There’s an add-on for Sibelius called PhotoScore that does OCR of printed notation. In my tests, however, it’s of extremely limited utility. This score, while very nicely done by a professional music copyist, is handwritten. PhotoScore can’t deal with ordinary handwritten scores at all. I’ve never tried it with professional penmanship, but I wouldn’t be optimistic. And of course it wouldn’t know what to do with all of those weird accidentals.

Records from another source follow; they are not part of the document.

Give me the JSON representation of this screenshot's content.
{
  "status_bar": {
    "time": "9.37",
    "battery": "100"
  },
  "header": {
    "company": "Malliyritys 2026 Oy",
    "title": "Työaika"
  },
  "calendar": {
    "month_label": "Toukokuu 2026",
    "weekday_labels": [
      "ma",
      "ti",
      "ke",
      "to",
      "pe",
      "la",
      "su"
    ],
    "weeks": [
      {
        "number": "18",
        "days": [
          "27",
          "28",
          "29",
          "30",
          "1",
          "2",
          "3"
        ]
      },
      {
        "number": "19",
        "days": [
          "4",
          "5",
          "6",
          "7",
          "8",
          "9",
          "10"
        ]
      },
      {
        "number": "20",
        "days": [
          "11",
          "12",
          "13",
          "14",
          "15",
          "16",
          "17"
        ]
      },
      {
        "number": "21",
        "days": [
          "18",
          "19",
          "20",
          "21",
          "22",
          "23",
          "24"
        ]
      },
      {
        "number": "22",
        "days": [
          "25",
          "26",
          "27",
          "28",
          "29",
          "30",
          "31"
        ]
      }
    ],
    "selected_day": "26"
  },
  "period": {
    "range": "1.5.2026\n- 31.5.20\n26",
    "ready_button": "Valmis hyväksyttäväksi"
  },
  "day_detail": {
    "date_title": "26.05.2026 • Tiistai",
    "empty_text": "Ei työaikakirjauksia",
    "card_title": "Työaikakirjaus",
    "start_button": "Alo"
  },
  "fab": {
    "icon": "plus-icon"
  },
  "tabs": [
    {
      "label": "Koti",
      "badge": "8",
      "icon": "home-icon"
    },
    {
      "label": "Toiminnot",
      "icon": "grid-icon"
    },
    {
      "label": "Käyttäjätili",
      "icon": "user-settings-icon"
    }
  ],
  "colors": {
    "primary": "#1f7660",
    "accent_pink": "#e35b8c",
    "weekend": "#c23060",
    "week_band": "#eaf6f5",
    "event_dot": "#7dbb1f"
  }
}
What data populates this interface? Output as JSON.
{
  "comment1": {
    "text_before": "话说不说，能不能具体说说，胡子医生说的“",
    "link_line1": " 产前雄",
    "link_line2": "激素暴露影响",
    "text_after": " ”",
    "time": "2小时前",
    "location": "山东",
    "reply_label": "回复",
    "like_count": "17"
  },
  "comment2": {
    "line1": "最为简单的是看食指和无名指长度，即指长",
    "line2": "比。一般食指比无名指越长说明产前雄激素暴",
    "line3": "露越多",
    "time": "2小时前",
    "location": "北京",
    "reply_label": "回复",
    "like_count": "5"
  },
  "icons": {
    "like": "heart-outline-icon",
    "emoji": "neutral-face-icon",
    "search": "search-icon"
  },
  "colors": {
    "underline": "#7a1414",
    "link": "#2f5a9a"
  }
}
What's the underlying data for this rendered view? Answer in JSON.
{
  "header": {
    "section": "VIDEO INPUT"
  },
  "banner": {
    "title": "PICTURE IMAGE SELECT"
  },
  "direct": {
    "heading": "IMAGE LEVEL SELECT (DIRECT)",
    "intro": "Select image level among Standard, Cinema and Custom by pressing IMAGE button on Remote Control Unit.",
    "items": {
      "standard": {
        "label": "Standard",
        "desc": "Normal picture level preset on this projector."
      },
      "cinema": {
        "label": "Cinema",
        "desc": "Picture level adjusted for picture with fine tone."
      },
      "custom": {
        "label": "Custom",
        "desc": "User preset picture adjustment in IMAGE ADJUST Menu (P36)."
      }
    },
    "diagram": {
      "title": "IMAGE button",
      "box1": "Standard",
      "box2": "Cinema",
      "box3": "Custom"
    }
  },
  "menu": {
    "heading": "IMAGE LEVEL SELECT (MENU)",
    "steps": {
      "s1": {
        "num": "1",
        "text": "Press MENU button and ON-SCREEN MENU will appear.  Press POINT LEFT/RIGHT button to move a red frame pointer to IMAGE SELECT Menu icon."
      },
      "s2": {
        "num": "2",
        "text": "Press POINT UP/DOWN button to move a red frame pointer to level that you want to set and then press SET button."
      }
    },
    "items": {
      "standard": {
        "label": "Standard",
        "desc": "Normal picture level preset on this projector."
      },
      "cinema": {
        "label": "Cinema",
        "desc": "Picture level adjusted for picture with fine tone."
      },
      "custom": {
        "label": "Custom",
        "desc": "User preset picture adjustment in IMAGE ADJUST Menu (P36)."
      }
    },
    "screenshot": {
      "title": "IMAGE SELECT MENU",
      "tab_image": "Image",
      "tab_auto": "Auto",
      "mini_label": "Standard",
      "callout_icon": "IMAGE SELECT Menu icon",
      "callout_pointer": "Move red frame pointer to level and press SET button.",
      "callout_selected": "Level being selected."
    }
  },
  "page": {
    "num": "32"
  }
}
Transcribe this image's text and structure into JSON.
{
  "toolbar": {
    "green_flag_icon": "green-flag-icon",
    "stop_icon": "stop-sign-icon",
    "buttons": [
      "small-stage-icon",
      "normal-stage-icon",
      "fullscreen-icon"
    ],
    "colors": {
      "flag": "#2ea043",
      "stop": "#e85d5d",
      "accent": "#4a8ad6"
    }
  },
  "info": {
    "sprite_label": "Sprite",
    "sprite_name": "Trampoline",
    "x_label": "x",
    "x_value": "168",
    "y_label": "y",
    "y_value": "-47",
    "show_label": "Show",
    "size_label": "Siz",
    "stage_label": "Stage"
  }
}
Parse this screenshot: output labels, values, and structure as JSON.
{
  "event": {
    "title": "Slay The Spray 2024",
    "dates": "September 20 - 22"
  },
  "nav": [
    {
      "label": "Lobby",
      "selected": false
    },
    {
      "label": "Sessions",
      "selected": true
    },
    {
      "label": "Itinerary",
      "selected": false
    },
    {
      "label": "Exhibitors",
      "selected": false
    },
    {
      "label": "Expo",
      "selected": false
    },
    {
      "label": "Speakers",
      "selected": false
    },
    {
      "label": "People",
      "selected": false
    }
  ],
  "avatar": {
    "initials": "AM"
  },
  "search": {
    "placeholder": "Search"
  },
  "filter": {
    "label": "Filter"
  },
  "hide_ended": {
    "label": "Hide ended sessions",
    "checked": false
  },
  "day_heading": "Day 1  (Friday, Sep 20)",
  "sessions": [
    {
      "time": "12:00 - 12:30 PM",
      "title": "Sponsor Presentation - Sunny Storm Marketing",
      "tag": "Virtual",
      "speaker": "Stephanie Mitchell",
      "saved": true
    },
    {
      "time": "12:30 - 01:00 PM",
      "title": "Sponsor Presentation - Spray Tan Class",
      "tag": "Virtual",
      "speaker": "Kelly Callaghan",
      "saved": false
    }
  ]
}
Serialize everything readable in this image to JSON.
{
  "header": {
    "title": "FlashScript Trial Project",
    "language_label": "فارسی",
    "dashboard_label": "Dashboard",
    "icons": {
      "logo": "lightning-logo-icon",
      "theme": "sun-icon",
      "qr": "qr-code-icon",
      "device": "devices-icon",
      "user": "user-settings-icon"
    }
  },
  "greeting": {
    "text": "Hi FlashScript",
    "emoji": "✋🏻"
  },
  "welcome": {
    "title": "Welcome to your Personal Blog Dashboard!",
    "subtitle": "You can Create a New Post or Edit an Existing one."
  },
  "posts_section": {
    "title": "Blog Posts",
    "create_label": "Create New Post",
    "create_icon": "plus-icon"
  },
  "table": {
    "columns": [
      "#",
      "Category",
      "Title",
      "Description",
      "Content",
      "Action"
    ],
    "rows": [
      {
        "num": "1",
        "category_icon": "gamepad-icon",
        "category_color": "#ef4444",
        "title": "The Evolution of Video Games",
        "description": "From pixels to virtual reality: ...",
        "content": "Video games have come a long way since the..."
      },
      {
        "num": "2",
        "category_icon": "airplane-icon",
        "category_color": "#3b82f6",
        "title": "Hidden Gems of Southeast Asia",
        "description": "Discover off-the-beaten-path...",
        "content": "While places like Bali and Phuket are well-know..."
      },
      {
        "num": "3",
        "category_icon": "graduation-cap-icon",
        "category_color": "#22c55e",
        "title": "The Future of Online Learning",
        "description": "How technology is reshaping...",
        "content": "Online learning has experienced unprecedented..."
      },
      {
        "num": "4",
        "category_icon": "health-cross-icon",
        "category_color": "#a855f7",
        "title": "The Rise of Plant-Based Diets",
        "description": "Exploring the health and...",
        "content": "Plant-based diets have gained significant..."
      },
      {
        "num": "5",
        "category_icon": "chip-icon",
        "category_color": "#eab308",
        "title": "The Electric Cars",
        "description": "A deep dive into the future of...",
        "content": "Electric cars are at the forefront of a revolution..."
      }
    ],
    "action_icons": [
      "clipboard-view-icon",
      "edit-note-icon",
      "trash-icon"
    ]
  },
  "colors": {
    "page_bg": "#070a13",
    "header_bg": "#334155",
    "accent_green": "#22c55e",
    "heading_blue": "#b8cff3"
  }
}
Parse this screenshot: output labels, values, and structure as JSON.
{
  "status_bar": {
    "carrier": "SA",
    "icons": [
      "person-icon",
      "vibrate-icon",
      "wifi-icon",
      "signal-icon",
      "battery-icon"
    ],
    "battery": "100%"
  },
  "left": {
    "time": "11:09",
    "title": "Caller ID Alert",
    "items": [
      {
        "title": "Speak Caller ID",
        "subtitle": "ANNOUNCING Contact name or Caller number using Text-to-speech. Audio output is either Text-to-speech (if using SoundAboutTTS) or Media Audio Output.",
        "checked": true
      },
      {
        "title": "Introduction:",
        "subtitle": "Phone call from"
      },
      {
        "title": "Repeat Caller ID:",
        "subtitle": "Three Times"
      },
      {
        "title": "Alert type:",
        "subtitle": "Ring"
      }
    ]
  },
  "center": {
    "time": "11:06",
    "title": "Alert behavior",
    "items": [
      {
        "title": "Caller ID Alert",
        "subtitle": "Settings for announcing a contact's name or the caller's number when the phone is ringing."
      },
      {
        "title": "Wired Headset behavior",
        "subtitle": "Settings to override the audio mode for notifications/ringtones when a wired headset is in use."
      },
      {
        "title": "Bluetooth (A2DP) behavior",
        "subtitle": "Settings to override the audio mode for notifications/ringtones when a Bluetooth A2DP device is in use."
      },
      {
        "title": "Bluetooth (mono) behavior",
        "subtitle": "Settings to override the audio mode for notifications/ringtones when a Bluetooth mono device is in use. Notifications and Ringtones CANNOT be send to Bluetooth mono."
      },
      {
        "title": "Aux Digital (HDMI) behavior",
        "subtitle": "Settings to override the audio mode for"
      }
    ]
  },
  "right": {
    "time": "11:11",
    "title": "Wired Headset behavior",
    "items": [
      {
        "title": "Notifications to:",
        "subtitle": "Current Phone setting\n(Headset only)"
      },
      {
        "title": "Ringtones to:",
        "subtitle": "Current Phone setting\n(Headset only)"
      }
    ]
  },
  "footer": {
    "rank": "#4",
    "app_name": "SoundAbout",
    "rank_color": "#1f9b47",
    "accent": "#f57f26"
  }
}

They would either be skipped, or rendered as erroneous notes, requiring hours of cleanup. Even in the best possible scenario, in which PhotoScore did an acceptable job, you would have to go through an additional mapping stage, in which the MIDI notes generated by Sibelius from the PhotoScore input were remapped onto an entirely different set of note numbers so that the synthesizers would respond to the data.
Good suggestion, thanks … but probably not practical.
Hi Jim
Oooohhh I have to say that as a Polyfusion owner that although you could say modern synths are better at making it easier to perform such a recording, but there isn’t much I would use over the Polyfusion when it comes to rich and complex timbres…and is a seriously high end synth still. FM timbres are accurate over a wide range of octaves without sounding boring like many and for an analogue synth it really is top notch. For the right job not much in my experience competes…
Of course this record wasn’t really about that. I have it and it’s an interesting record but not sonically.
Cheers
David
I’m sure the sonic limitations of that recording are due in part to the analog tape … and we don’t know much about how it was engineered. The Beatles used analog tape too, but they had high-end equipment and very experienced producers and engineers.
I’ve never laid hands on a Polyfusion, and I love analog modular synths, but even so, I seriously doubt that any analog modular can equal the sonic variety or detail of u-he Zebra 2 or Camel Audio Alchemy. I do know the technology well enough to feel comfortable with that statement; it’s not just a blind guess by an enthusiast.
Hi again
I know you know your stuff Jim! Just meant for many Genre of music (I make Ambient and sort of dark electronic), the Polyfusion will hold it’s own even today. I like the others you mention and combine my analogues with various digitals. I just think comparing the two is perhaps the issue as each has their place and strengths and weaknesses!